Nearly 80 per cent of the over one billion tobacco smokers globally live in low- and middle-income countries like India, WHO said on Tuesday and asserted that policies to control its use, including taxation and price increase, can generate revenues for health care and development work.

According to a new landmark global report by the World Health Organization (WHO) and the National Cancer Institute of the USA, published in ‘the economics of tobacco and tobacco control’, around 6 million people die annually as a result of tobacco use, with most of them living in developing countries.

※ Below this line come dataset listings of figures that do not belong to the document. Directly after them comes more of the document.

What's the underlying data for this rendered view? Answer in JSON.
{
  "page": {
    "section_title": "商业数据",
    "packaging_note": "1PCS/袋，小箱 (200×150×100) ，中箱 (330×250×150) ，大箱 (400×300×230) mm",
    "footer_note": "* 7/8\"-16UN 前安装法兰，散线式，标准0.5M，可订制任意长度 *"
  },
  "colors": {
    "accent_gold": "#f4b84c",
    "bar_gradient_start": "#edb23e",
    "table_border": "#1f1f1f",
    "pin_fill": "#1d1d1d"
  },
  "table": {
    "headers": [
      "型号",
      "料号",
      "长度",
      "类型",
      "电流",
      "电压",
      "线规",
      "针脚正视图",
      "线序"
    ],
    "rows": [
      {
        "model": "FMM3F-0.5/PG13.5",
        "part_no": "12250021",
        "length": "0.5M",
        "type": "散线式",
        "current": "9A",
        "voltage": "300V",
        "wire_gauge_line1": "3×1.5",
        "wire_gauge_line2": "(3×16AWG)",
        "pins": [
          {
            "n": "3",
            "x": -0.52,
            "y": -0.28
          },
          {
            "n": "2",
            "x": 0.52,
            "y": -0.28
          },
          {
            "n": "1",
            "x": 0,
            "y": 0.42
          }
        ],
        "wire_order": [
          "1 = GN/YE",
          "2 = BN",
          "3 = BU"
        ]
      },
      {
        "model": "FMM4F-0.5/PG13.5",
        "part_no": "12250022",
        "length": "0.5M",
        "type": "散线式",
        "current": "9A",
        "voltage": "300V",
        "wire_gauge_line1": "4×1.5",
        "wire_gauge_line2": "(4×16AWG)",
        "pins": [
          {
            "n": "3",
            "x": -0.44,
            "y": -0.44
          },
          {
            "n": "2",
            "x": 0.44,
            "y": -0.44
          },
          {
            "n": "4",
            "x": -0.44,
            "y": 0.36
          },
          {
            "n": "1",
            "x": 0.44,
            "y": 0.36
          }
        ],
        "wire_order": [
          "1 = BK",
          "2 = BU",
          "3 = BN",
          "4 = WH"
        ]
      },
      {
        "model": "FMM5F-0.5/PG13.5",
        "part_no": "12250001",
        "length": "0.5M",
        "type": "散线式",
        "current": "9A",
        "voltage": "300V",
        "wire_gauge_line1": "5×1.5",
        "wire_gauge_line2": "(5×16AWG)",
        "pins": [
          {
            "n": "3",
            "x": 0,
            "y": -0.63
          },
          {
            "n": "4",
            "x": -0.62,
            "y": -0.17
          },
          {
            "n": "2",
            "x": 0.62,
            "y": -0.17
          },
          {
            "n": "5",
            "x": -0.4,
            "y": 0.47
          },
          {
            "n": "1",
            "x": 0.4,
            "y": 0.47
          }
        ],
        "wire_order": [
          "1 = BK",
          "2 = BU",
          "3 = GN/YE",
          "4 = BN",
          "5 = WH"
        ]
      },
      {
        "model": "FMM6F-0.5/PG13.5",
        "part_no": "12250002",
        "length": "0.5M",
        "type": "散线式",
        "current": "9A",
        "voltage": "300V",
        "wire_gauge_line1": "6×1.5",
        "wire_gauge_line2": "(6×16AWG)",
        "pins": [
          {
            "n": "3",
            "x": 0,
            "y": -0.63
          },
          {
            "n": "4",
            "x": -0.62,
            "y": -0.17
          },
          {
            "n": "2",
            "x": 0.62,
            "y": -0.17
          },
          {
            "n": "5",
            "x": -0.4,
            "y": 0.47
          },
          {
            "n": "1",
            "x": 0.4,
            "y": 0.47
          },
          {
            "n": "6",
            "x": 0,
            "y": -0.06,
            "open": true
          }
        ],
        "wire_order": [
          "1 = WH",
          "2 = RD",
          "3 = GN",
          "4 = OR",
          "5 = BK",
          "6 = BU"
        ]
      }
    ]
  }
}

“Policies to control tobacco use, including tobacco tax and price increases, can generate significant government revenues for health and development work. Such measures can also greatly reduce tobacco use and protect people’s health from the world’s leading killers, such as cancers and heart disease,” the report said.

Left unchecked, the tobacco industry and the deadly impact of its products cost the world’s economies more than USD 1 trillion annually in health care expenditures and lost productivity, it said.

The almost 700-page report examines existing evidence on two broad areas -- the economics of tobacco control, including tobacco use and growing, manufacturing and trade, taxes and prices, control policies and other interventions to reduce tobacco use and its consequences and the economic implications of global tobacco control efforts.

“Globally, there are 1.1 billion tobacco smokers aged 15 or older, with around 80 per cent living in low- and middle-income countries. Approximately 226 million smokers live in poverty,” it said.

The monograph, citing a 2016 study, states that annual excise revenues from cigarettes globally could increase by 47 per cent or USD 140 billion, if all countries raised excise taxes by about USD 0.80 per pack.